10:20 AM EDT, 08/22/2025 (MT Newswires) -- Coty ( COTY ) had a "difficult quarter" but the stock's valuation is still undervalued, RBC Capital Markets said in a Friday note after the company reported fiscal Q4 results late Wednesday.
The company's results were mostly in line with consensus expectations, and its fiscal H1 guidance was "underwhelming," although challenges in this period were expected, RBC analysts said.
On the bright side, even with negative organic growth for the quarter, Coty's ( COTY ) Prestige line continued to perform well with growth in the low single digits, narrowing the sell-out gap in the US high-end fragrance market to 5% from 11% in fiscal Q1, the analysts said.
Meanwhile, Coty's ( COTY ) total like-for-like growth was negative 9% against a market that grew 3%, the analysts said. The gap was driven by the company's move to reduce in-channel inventories and set up a clean baseline, according to the note.

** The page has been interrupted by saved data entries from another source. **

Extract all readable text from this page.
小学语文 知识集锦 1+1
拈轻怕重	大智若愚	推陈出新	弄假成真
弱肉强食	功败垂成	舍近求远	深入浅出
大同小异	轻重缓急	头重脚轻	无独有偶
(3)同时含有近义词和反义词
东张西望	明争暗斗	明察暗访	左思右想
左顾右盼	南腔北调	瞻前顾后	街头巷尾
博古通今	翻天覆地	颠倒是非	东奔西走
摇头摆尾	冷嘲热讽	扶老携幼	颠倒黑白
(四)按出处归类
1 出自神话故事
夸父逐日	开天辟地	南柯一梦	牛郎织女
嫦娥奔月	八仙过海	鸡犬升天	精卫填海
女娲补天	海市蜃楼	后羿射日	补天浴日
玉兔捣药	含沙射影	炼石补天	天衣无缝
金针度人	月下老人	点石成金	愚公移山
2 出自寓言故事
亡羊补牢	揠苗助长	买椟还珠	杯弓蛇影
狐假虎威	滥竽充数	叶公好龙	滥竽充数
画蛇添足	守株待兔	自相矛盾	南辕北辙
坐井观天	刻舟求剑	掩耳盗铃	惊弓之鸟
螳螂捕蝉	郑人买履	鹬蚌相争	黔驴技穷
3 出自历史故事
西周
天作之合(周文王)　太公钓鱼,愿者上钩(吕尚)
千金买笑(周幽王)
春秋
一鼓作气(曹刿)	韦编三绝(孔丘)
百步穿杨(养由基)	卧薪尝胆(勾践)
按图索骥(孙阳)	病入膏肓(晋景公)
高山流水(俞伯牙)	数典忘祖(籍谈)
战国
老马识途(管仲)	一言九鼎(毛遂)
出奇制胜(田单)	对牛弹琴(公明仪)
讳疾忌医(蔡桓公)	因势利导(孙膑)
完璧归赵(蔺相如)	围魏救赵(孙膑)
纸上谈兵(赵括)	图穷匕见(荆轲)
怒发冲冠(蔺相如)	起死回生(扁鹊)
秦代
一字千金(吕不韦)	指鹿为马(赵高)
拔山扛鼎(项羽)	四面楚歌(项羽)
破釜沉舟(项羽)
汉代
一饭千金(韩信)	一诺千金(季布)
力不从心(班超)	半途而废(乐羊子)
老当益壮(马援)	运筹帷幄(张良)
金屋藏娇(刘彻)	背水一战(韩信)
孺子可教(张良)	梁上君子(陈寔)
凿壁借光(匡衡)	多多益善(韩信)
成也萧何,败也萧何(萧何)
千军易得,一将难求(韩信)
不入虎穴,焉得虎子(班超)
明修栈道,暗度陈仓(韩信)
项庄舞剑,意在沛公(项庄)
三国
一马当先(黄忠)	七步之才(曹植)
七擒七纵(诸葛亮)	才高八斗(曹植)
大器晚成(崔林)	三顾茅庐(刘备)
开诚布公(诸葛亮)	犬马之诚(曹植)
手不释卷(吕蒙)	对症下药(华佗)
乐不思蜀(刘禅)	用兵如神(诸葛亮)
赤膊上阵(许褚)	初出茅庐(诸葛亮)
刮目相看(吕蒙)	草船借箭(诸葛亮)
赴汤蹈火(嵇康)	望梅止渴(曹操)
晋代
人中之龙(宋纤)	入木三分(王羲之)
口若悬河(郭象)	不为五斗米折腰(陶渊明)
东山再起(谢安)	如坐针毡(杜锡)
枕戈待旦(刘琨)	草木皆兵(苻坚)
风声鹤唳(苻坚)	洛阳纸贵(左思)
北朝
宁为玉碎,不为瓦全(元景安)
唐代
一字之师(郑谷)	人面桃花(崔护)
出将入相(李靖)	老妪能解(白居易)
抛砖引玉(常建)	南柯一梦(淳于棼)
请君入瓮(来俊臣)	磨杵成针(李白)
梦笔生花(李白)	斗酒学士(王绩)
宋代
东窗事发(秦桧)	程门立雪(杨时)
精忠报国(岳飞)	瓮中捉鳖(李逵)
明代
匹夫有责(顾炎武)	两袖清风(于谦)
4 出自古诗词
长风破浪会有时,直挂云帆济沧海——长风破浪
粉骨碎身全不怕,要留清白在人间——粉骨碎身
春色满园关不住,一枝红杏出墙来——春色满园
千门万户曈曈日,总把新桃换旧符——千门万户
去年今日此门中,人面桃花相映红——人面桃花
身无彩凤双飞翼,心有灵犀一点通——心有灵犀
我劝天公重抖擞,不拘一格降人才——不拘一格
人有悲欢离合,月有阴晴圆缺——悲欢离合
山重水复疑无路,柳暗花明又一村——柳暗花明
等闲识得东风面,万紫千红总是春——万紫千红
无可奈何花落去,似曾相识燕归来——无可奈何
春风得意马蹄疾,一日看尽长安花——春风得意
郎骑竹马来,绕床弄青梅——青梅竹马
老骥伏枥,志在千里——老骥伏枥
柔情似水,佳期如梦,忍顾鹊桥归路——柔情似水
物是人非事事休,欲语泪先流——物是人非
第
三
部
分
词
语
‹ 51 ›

Coty ( COTY ) cited "innovation fatigue" as the major factor in the weaker sales of color cosmetics, while its product messaging have also missed the mark, especially with regard to consumers aged 30 and above, the analysts noted.
RBC analysts said Coty ( COTY ) fundamentals have "vastly been improved" since 2020, warranting higher valuation despite the near-term challenges.
RBC reiterated the company's stock rating at outperform and lowered the price target to $10 from $12.